Dos 9.611 povos estudados, 15,2 por cento conduziram as vidas sedentariamente, contratando na actividade clara tal como o passeio menos do que uma vez por mês. Os Trabalhos domésticos não foram incluídos como uma actividade. Outros 13 por cento foram classificados como regularmente o active, participando no moderado às actividades vigorosas do exercício tais como a ginástica aeróbica ou bicycling pelo menos três vezes um a semana. O resto foi agrupado como ocasionalmente activo.

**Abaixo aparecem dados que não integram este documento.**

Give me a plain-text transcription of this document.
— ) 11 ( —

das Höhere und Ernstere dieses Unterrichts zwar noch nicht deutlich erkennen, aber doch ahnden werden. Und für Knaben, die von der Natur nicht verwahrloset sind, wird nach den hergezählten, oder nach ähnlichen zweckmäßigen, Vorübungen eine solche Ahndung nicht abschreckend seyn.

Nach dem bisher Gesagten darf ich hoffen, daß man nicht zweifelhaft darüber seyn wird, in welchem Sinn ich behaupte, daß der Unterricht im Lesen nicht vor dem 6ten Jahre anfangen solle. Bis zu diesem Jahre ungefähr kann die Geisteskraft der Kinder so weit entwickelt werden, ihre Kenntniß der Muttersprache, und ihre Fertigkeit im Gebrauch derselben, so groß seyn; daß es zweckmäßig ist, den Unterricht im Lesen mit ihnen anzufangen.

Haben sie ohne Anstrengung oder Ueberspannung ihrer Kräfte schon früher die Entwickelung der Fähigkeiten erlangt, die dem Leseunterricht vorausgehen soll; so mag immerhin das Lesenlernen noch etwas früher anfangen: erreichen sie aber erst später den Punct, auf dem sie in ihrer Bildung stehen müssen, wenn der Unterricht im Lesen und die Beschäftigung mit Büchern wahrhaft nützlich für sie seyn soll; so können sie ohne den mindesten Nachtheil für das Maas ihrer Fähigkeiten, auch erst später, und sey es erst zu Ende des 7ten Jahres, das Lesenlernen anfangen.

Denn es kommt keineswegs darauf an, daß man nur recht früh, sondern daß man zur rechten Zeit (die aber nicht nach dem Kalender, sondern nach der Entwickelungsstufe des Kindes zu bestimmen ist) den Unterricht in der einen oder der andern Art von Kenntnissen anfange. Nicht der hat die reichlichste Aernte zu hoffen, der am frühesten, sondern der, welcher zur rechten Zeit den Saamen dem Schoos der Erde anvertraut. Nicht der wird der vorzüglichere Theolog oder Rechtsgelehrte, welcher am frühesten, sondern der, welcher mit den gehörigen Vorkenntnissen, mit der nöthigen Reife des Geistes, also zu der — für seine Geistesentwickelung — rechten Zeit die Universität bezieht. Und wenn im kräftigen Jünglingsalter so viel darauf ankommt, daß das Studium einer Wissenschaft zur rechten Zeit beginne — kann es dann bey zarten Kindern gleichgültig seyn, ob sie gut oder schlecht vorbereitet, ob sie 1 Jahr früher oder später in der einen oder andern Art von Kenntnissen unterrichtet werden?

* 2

Os pesquisadores igualmente colocaram participantes em um de três grupos de risco da doença cardiovascular baseados em cinco características: fumo, diabetes, hipertensão, uma história da doença arterial coronária que incluem o cardíaco de ataque e a angina, e uma história do curso. Cada Um destes factores é sabido para aumentar o risco de morte, mas o risco é mais alto para aqueles com mais de um factor de risco.
Para o estudo, algum participante com dois ou mais factores de risco foi classificado como tendo o risco cardiovascular alto - quase 22 por cento dos participantes encontraram esta descrição. Aqueles com um factor de risco foram considerados moderado-risco, e aqueles sem factores de risco foram considerados de baixo-risco.
Em tudo, 810 participantes morreram de toda a causa para o fim do estudo. O risco era, como esperado, o mais altamente para aqueles com risco cardiovascular alto - eram mais de quatro vezes tão prováveis morrer como participantes de baixo-risco. os participantes do Moderado-Risco eram duas vezes mais prováveis que os de baixo-risco morrer.